Mais que faire avec les personnes qui ne peuvent pas décider par elles-mêmes, soient parce qu’elles ne sont pas encore majeures (enfants), soit parce qu’un handicap ou qu’une maladie altère leur capacité de jugement?

«Interdire la recherche dans ces cas signifierait priver justement les personnes les plus fragiles de possibles nouveaux traitements», affirme la psychologue Verena Schwander, qui a collaboré aux travaux préparatoires de l’article constitutionnel. L’organisme des enfants, par exemple, réagit aux médicaments de manière différente de celui des adultes. C’est donc seulement en étudiant l’organisme des enfants qu’il est possible de mettre au point des thérapies spécifiques.

Instrumentalisation?

Pour éviter toute instrumentalisation, l’article prévoit que ce soit le représentant légal des personnes incapables de discernement qui donne son consentement à la recherche. Par ailleurs, s’il n’y pas d’intérêt direct en jeu, les risques et les contraintes liés aux examens devront être réduits au minimum.
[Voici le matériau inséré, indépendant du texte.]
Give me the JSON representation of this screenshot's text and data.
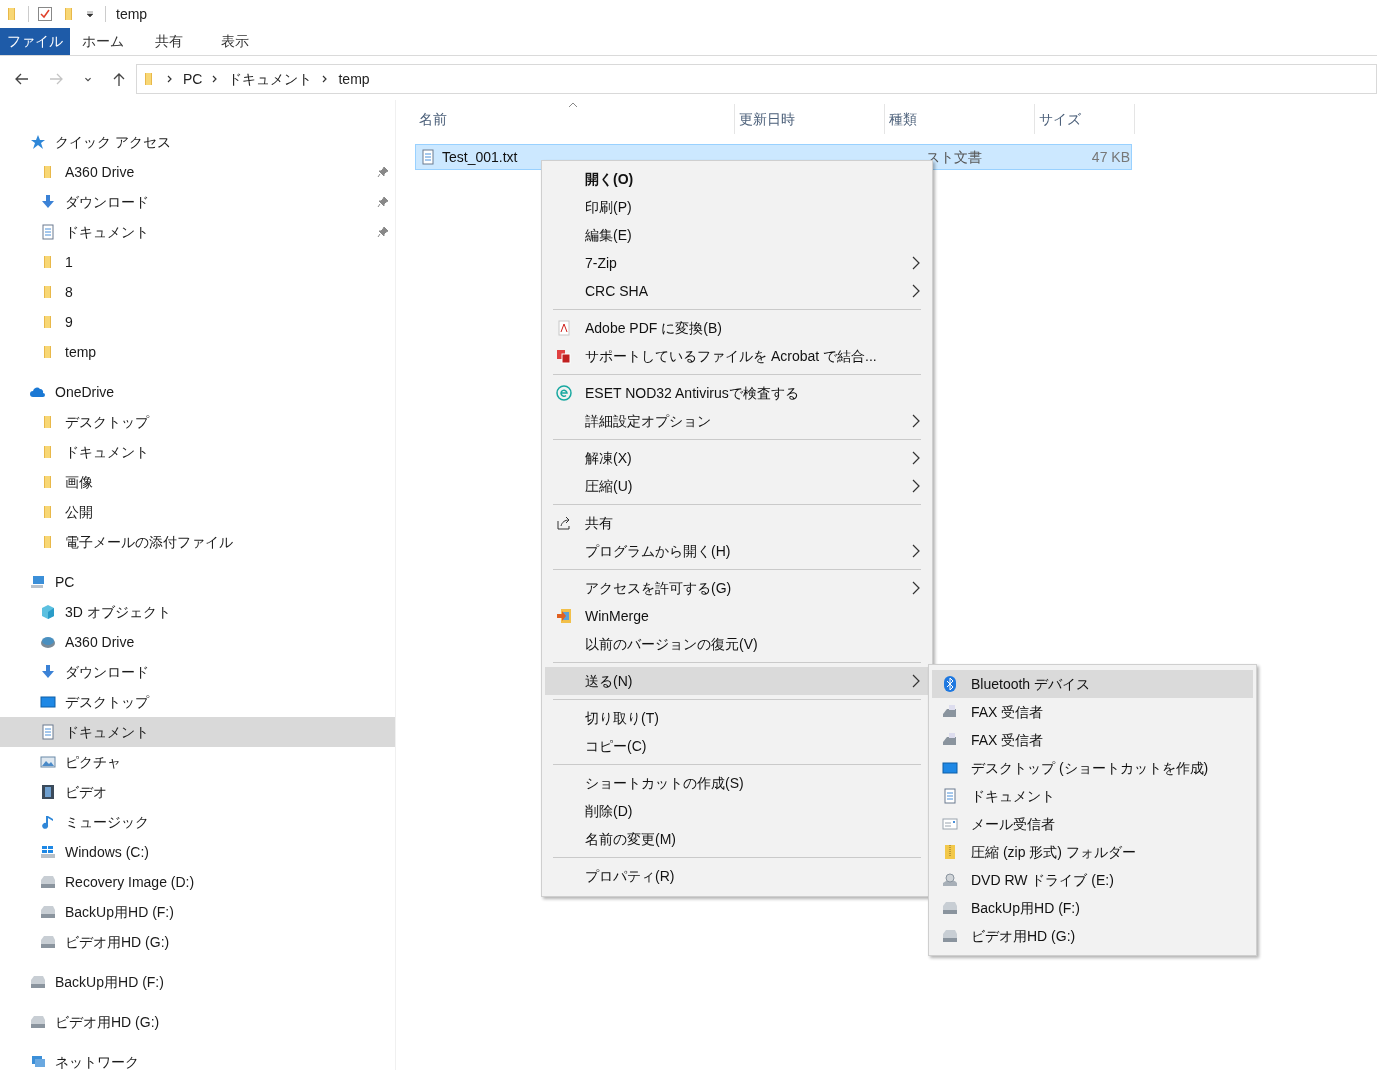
{
  "window": {
    "title": "temp"
  },
  "ribbon_tabs": [
    {
      "label": "ファイル",
      "selected": true
    },
    {
      "label": "ホーム",
      "selected": false
    },
    {
      "label": "共有",
      "selected": false
    },
    {
      "label": "表示",
      "selected": false
    }
  ],
  "nav_buttons": [
    {
      "kind": "back",
      "disabled": false
    },
    {
      "kind": "forward",
      "disabled": true
    },
    {
      "kind": "recent",
      "disabled": false
    },
    {
      "kind": "up",
      "disabled": false
    }
  ],
  "address": {
    "breadcrumbs": [
      "PC",
      "ドキュメント",
      "temp"
    ]
  },
  "sidebar": {
    "items": [
      {
        "label": "クイック アクセス",
        "kind": "star",
        "selected": false,
        "children": [
          {
            "label": "A360 Drive",
            "kind": "folder",
            "pinned": true,
            "selected": false
          },
          {
            "label": "ダウンロード",
            "kind": "download",
            "pinned": true,
            "selected": false
          },
          {
            "label": "ドキュメント",
            "kind": "document",
            "pinned": true,
            "selected": false
          },
          {
            "label": "1",
            "kind": "folder",
            "selected": false
          },
          {
            "label": "8",
            "kind": "folder",
            "selected": false
          },
          {
            "label": "9",
            "kind": "folder",
            "selected": false
          },
          {
            "label": "temp",
            "kind": "folder",
            "selected": false
          }
        ]
      },
      {
        "label": "OneDrive",
        "kind": "cloud",
        "selected": false,
        "children": [
          {
            "label": "デスクトップ",
            "kind": "folder",
            "selected": false
          },
          {
            "label": "ドキュメント",
            "kind": "folder",
            "selected": false
          },
          {
            "label": "画像",
            "kind": "folder",
            "selected": false
          },
          {
            "label": "公開",
            "kind": "folder",
            "selected": false
          },
          {
            "label": "電子メールの添付ファイル",
            "kind": "folder",
            "selected": false
          }
        ]
      },
      {
        "label": "PC",
        "kind": "pc",
        "selected": false,
        "children": [
          {
            "label": "3D オブジェクト",
            "kind": "cube",
            "selected": false
          },
          {
            "label": "A360 Drive",
            "kind": "disc",
            "selected": false
          },
          {
            "label": "ダウンロード",
            "kind": "download",
            "selected": false
          },
          {
            "label": "デスクトップ",
            "kind": "desktop",
            "selected": false
          },
          {
            "label": "ドキュメント",
            "kind": "document",
            "selected": true
          },
          {
            "label": "ピクチャ",
            "kind": "pictures",
            "selected": false
          },
          {
            "label": "ビデオ",
            "kind": "video",
            "selected": false
          },
          {
            "label": "ミュージック",
            "kind": "music",
            "selected": false
          },
          {
            "label": "Windows (C:)",
            "kind": "windows",
            "selected": false
          },
          {
            "label": "Recovery Image (D:)",
            "kind": "drive",
            "selected": false
          },
          {
            "label": "BackUp用HD (F:)",
            "kind": "drive",
            "selected": false
          },
          {
            "label": "ビデオ用HD (G:)",
            "kind": "drive",
            "selected": false
          }
        ]
      },
      {
        "label": "BackUp用HD (F:)",
        "kind": "drive",
        "selected": false
      },
      {
        "label": "ビデオ用HD (G:)",
        "kind": "drive",
        "selected": false
      },
      {
        "label": "ネットワーク",
        "kind": "network",
        "selected": false
      }
    ]
  },
  "file_list": {
    "columns": [
      {
        "label": "名前",
        "sorted": true
      },
      {
        "label": "更新日時"
      },
      {
        "label": "種類"
      },
      {
        "label": "サイズ"
      }
    ],
    "rows": [
      {
        "name": "Test_001.txt",
        "type": "スト文書",
        "size": "47 KB",
        "selected": true
      }
    ]
  },
  "context_menu": {
    "groups": [
      [
        {
          "label": "開く(O)",
          "bold": true,
          "submenu": false,
          "highlighted": false
        },
        {
          "label": "印刷(P)",
          "bold": false,
          "submenu": false,
          "highlighted": false
        },
        {
          "label": "編集(E)",
          "bold": false,
          "submenu": false,
          "highlighted": false
        },
        {
          "label": "7-Zip",
          "bold": false,
          "submenu": true,
          "highlighted": false
        },
        {
          "label": "CRC SHA",
          "bold": false,
          "submenu": true,
          "highlighted": false
        }
      ],
      [
        {
          "label": "Adobe PDF に変換(B)",
          "kind": "pdf",
          "bold": false,
          "submenu": false,
          "highlighted": false
        },
        {
          "label": "サポートしているファイルを Acrobat で結合...",
          "kind": "acrobat",
          "bold": false,
          "submenu": false,
          "highlighted": false
        }
      ],
      [
        {
          "label": "ESET NOD32 Antivirusで検査する",
          "kind": "eset",
          "bold": false,
          "submenu": false,
          "highlighted": false
        },
        {
          "label": "詳細設定オプション",
          "bold": false,
          "submenu": true,
          "highlighted": false
        }
      ],
      [
        {
          "label": "解凍(X)",
          "bold": false,
          "submenu": true,
          "highlighted": false
        },
        {
          "label": "圧縮(U)",
          "bold": false,
          "submenu": true,
          "highlighted": false
        }
      ],
      [
        {
          "label": "共有",
          "kind": "share",
          "bold": false,
          "submenu": false,
          "highlighted": false
        },
        {
          "label": "プログラムから開く(H)",
          "bold": false,
          "submenu": true,
          "highlighted": false
        }
      ],
      [
        {
          "label": "アクセスを許可する(G)",
          "bold": false,
          "submenu": true,
          "highlighted": false
        },
        {
          "label": "WinMerge",
          "kind": "winmerge",
          "bold": false,
          "submenu": false,
          "highlighted": false
        },
        {
          "label": "以前のバージョンの復元(V)",
          "bold": false,
          "submenu": false,
          "highlighted": false
        }
      ],
      [
        {
          "label": "送る(N)",
          "bold": false,
          "submenu": true,
          "highlighted": true
        }
      ],
      [
        {
          "label": "切り取り(T)",
          "bold": false,
          "submenu": false,
          "highlighted": false
        },
        {
          "label": "コピー(C)",
          "bold": false,
          "submenu": false,
          "highlighted": false
        }
      ],
      [
        {
          "label": "ショートカットの作成(S)",
          "bold": false,
          "submenu": false,
          "highlighted": false
        },
        {
          "label": "削除(D)",
          "bold": false,
          "submenu": false,
          "highlighted": false
        },
        {
          "label": "名前の変更(M)",
          "bold": false,
          "submenu": false,
          "highlighted": false
        }
      ],
      [
        {
          "label": "プロパティ(R)",
          "bold": false,
          "submenu": false,
          "highlighted": false
        }
      ]
    ]
  },
  "send_to_menu": {
    "items": [
      {
        "label": "Bluetooth デバイス",
        "kind": "bluetooth",
        "highlighted": true
      },
      {
        "label": "FAX 受信者",
        "kind": "fax",
        "highlighted": false
      },
      {
        "label": "FAX 受信者",
        "kind": "fax",
        "highlighted": false
      },
      {
        "label": "デスクトップ (ショートカットを作成)",
        "kind": "desktop",
        "highlighted": false
      },
      {
        "label": "ドキュメント",
        "kind": "document",
        "highlighted": false
      },
      {
        "label": "メール受信者",
        "kind": "mail",
        "highlighted": false
      },
      {
        "label": "圧縮 (zip 形式) フォルダー",
        "kind": "zip",
        "highlighted": false
      },
      {
        "label": "DVD RW ドライブ (E:)",
        "kind": "dvd",
        "highlighted": false
      },
      {
        "label": "BackUp用HD (F:)",
        "kind": "drive",
        "highlighted": false
      },
      {
        "label": "ビデオ用HD (G:)",
        "kind": "drive",
        "highlighted": false
      }
    ]
  }
}
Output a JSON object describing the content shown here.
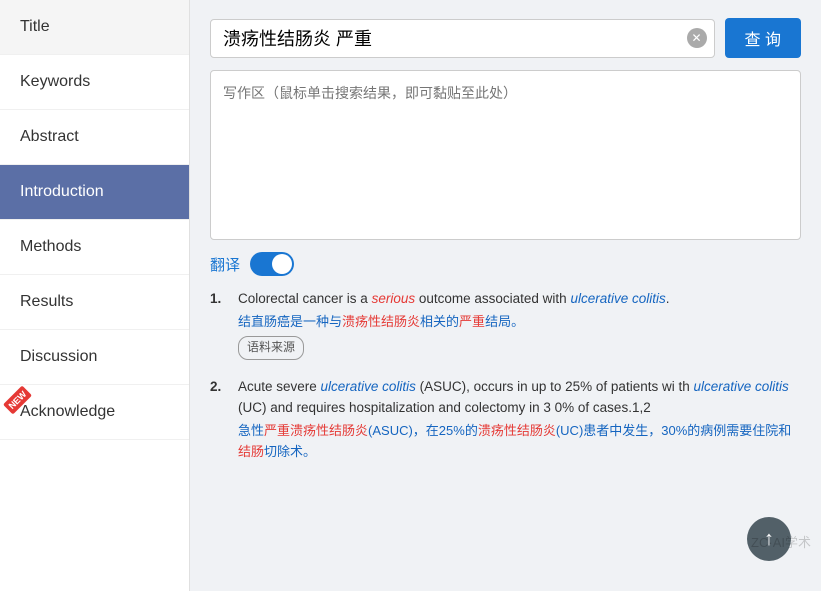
{
  "sidebar": {
    "items": [
      {
        "label": "Title",
        "active": false,
        "newBadge": false
      },
      {
        "label": "Keywords",
        "active": false,
        "newBadge": false
      },
      {
        "label": "Abstract",
        "active": false,
        "newBadge": false
      },
      {
        "label": "Introduction",
        "active": true,
        "newBadge": false
      },
      {
        "label": "Methods",
        "active": false,
        "newBadge": false
      },
      {
        "label": "Results",
        "active": false,
        "newBadge": false
      },
      {
        "label": "Discussion",
        "active": false,
        "newBadge": false
      },
      {
        "label": "Acknowledge",
        "active": false,
        "newBadge": true
      }
    ]
  },
  "search": {
    "value": "溃疡性结肠炎 严重",
    "button_label": "查 询"
  },
  "writing_area": {
    "placeholder": "写作区（鼠标单击搜索结果，即可黏贴至此处）"
  },
  "translate": {
    "label": "翻译",
    "toggle_on": true
  },
  "results": [
    {
      "number": "1.",
      "en_parts": [
        {
          "text": "Colorectal cancer is a ",
          "style": "normal"
        },
        {
          "text": "serious",
          "style": "red-italic"
        },
        {
          "text": " outcome associated with ",
          "style": "normal"
        },
        {
          "text": "ulcerative colitis",
          "style": "blue-italic"
        },
        {
          "text": ".",
          "style": "normal"
        }
      ],
      "zh": "结直肠癌是一种与溃疡性结肠炎相关的严重结局。",
      "zh_parts": [
        {
          "text": "结直肠癌是一种与",
          "style": "normal"
        },
        {
          "text": "溃疡性结肠炎",
          "style": "red"
        },
        {
          "text": "相关的",
          "style": "normal"
        },
        {
          "text": "严重",
          "style": "normal"
        },
        {
          "text": "结局。",
          "style": "normal"
        }
      ],
      "source_tag": "语料来源"
    },
    {
      "number": "2.",
      "en_parts": [
        {
          "text": "Acute severe ",
          "style": "normal"
        },
        {
          "text": "ulcerative colitis",
          "style": "blue-italic"
        },
        {
          "text": " (ASUC), occurs in up to 25% of patients with ",
          "style": "normal"
        },
        {
          "text": "ulcerative colitis",
          "style": "blue-italic"
        },
        {
          "text": " (UC) and requires hospitalization and colectomy in 30% of cases.1,2",
          "style": "normal"
        }
      ],
      "zh": "急性严重溃疡性结肠炎(ASUC)，在25%的溃疡性结肠炎(UC)患者中发生，30%的病例需要住院和结肠切除术。",
      "zh_parts": [
        {
          "text": "急性",
          "style": "normal"
        },
        {
          "text": "严重溃疡性结肠炎",
          "style": "red"
        },
        {
          "text": "(ASUC)，在25%的",
          "style": "normal"
        },
        {
          "text": "溃疡性结肠炎",
          "style": "red"
        },
        {
          "text": "(UC)患者中发生，30%的病例需要住院和",
          "style": "normal"
        },
        {
          "text": "结肠",
          "style": "red"
        },
        {
          "text": "切除术。",
          "style": "normal"
        }
      ]
    }
  ],
  "watermark": "ZC·AI学术"
}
Par contre, l’interdiction totale de la recherche sur les personnes incapables de discernement a été rejetée au nom de la solidarité: tout le monde doit avoir la possibilité de faire quelque chose de bien pour son prochain.

Pour le professeur de droit Kurt Seelmann, le texte n’est pas assez clair sur ce point. «On ne définit pas de manière précise ce que l’on entend par ‘risques et contraintes minimaux’, ni jusqu’où s’applique le devoir de solidarité», explique-t-il.

Le professeur fait remarquer qu’il n’est pas possible de présupposer de la solidarité pour autoriser des interventions comme des prélèvements sanguins sur des personnes qui n’ont pas la capacité de s’y opposer. La solidarité ne peut en effet pas être imposée. Personne, par exemple, n’oblige des passants à donner leur sang pour sauver les victimes d’un accident.

«Il aurait donc été préférable de reformuler le passage sur les risques en ajoutant que les interventions ne peuvent pas affecter l’intégrité physique», conclut Kurt Seelmann. Pour lui, cela aurait été la seule façon d’éviter l’instrumentalisation des personnes incapables de discernement.

swissinfo, Doris Lucini
(Traduction de l’italien: Olivier Pauchard)

Actuellement, seuls des domaines spécifiques (procréation assistée, examens génétiques, transplantations, etc.) de la recherche sur l’être humain font l’objet de prescription au niveau fédéral. Un article constitutionnel donnerait à la Confédération la compétence de légiférer en la matière.

Le 2ème paragraphe du projet d’article constitutionnel livre quatre grands principes:

1. La personne sur laquelle s’effectue la recherche doit avoir été informée et avoir donné son consentement; un refus est toujours contraignant.

2. Les risques et les contraintes ne doivent pas être disproportionnés par rapport à l’utilité de la recherche.

3. Il n’est possible d’effectuer des recherches sur des personnes incapables de discernement que si des résultats équivalents ne peuvent être obtenus chez des personnes capables de discernement.

4. Une expertise indépendante du projet de recherche doit avoir établi que la protection des personnes participant à ce projet est garantie.